Stubborn and persistent, Iris isn’t ready to give up. She wants the world to know about their city’s guardian and her refusal to back down, and her adding her name to her article’s byline drives Barry to his breaking point. The two of them talk again, and this time it ends with the two deciding to not see each other for a while. This is a significant decision considering earlier in the episode Barry realized Joe knew about his feelings for Iris, but it also makes sense even if it’s frustrating. It’ s a way to break the characters up for a while, add some drama and some need to rebuild trust, and it’s a way for Barry to dodge questions that he has the answers to but has to lie about to the girl he loves.

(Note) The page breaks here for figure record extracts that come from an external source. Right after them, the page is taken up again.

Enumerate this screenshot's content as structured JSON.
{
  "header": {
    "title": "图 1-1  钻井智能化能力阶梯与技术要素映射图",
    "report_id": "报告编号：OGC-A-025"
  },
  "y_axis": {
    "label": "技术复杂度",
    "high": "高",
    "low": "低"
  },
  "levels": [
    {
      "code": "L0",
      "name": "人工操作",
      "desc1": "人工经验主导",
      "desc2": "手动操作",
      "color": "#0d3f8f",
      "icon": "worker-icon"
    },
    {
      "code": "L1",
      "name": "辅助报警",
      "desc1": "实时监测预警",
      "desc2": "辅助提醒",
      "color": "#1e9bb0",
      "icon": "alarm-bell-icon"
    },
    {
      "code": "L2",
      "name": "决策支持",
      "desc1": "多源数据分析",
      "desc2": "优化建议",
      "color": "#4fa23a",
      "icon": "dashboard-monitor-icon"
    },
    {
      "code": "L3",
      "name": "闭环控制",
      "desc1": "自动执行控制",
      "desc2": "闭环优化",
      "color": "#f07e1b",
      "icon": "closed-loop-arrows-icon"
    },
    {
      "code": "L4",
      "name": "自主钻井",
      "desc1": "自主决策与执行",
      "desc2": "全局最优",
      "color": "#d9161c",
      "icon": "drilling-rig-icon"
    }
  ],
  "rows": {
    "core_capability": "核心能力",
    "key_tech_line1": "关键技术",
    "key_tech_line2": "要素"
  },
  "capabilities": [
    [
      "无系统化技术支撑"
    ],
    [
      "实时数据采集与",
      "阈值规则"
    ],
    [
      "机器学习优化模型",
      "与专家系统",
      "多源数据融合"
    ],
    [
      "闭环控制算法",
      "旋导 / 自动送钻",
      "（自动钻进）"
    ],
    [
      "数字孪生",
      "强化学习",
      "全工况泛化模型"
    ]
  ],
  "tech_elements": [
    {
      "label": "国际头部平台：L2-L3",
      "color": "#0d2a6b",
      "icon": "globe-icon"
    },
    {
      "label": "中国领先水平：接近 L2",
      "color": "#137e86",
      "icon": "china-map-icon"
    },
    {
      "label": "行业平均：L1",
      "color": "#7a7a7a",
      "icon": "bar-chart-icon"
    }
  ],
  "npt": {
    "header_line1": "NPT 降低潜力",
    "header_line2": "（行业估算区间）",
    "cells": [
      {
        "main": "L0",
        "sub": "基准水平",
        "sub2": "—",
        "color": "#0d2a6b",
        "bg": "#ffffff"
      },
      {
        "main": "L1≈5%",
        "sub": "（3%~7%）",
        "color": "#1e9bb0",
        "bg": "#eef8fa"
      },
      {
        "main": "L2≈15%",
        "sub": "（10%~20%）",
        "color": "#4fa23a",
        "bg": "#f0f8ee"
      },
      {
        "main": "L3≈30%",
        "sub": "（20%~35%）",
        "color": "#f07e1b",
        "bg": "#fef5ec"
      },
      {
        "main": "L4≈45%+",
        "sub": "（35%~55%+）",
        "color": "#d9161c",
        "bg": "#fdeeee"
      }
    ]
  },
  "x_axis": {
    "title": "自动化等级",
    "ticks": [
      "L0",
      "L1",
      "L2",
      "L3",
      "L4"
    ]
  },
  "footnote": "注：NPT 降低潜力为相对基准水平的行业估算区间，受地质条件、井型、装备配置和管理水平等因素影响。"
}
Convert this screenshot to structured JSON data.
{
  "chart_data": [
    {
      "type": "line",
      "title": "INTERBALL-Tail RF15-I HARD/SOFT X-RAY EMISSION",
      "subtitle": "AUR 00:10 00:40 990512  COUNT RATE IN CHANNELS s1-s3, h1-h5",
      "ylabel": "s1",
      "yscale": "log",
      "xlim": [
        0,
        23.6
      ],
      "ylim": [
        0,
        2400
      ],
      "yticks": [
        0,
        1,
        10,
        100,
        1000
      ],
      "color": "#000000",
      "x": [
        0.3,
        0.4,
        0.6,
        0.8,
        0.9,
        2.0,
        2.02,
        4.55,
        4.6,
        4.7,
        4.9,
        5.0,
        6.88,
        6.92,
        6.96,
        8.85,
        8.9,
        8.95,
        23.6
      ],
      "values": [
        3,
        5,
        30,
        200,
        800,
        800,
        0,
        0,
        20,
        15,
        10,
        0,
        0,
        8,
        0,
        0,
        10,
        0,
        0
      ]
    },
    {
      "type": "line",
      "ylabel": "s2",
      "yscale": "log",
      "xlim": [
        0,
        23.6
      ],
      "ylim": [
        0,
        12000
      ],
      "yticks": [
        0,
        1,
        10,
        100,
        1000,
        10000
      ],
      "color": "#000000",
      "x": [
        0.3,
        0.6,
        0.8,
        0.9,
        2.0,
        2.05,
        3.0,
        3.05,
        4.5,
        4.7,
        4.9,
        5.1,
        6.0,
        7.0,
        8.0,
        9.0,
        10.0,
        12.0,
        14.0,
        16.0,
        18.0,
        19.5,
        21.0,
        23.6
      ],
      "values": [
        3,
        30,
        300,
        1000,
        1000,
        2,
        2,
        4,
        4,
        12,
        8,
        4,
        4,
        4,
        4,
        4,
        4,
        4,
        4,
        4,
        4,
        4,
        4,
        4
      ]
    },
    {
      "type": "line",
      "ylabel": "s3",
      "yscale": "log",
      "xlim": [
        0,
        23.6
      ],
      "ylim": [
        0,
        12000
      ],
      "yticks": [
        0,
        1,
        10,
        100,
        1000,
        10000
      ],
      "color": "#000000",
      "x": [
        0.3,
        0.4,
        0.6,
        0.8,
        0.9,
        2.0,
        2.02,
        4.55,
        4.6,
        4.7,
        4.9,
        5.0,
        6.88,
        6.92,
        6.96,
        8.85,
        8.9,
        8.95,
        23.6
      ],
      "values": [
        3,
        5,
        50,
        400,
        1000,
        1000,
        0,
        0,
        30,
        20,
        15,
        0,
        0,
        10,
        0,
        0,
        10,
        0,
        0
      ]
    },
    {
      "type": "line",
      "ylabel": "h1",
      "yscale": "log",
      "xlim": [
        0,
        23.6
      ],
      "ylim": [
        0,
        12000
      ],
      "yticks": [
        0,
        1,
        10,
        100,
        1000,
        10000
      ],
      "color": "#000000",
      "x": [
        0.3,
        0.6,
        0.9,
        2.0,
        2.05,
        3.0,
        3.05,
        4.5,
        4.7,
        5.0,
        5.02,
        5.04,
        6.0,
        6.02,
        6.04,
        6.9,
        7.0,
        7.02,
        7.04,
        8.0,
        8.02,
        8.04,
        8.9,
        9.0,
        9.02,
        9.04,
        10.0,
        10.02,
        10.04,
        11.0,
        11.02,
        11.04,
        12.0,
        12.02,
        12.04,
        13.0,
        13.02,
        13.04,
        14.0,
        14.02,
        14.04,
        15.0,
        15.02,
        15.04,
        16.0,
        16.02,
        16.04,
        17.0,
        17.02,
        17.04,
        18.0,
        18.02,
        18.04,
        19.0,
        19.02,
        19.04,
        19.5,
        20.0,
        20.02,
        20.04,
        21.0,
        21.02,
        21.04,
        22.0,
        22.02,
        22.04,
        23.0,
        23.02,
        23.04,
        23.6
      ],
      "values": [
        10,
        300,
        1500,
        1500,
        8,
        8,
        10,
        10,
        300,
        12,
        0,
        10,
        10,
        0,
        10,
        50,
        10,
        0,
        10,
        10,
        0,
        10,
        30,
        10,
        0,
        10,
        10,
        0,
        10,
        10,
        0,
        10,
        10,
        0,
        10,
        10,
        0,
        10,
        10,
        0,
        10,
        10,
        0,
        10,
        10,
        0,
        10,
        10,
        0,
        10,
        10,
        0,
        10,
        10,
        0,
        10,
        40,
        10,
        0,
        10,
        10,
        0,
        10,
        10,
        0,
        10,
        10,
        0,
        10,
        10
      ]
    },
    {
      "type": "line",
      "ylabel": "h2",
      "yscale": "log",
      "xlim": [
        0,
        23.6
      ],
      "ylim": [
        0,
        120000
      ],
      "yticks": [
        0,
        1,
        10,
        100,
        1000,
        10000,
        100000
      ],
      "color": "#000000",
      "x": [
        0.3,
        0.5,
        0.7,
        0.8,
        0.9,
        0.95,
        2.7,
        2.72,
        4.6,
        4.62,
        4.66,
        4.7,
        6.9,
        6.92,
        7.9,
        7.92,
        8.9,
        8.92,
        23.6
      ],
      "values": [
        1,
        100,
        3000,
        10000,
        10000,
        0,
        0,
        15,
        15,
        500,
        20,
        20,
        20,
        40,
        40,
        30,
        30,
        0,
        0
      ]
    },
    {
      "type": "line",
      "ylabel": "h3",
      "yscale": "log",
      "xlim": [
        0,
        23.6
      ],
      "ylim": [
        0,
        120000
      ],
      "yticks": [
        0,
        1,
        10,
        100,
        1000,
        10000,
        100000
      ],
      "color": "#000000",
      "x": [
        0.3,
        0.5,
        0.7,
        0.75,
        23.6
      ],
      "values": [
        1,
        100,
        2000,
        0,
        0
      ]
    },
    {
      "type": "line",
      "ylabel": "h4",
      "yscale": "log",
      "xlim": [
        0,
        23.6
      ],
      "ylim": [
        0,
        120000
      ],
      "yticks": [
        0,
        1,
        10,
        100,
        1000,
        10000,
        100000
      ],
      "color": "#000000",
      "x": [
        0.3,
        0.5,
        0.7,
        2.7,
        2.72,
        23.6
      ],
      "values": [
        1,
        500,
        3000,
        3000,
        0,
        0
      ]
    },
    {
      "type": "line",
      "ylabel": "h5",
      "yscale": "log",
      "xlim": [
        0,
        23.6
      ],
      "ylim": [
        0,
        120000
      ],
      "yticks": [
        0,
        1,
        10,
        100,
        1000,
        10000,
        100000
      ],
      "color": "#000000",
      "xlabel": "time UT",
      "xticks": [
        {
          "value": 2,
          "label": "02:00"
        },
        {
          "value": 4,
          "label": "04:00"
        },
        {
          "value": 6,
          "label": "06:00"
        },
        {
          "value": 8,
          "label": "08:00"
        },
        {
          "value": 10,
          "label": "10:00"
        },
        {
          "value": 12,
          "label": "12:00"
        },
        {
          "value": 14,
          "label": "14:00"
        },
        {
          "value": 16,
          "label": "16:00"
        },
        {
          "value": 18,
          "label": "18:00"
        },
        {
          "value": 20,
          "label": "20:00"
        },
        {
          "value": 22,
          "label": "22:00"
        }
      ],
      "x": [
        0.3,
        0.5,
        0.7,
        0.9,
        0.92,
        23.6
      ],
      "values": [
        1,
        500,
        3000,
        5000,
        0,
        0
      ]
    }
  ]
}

Elsewhere in the episode is Plastique, a meta-human who isn’t a villain but is having a hard time controlling her abilities. She’s been questioned, probed and experimented on by Army officials, and she escapes into the Star Labs care. However, Wells, Cisco and Caitlin tell Barry that they can’t just let her hang around considering she’s literally a walking, talking, ticking time bomb.
She’s helped less when Wells tricks her into going after her previous captor, whom Wells has a troubled past with, and just as Barry races to stop her, she’s shot. Her body is turned into the bomb, ready to detonate at any moment, and Barry has to test his limits and run on water to dispose of her body in a safe place and then make it away far enough so that the blast doesn’t kill him. It’s just one of the cool visual tricks of the episode, the first being when Barry learns he can run up a building to save a man’s life. Barry’s excitement at each new development makes it even more enjoyable for fans who are simply pleased to see a superhero thrilled with his powers.
It’s another strong episode, and the ending scene with Wells and Gorilla Grodd had me feeling like a very content superhero fan. How they’re going to manage a Grodd storyline or if they’re even going to attempt it is still up in the air, but I’m just happy they’re going to try.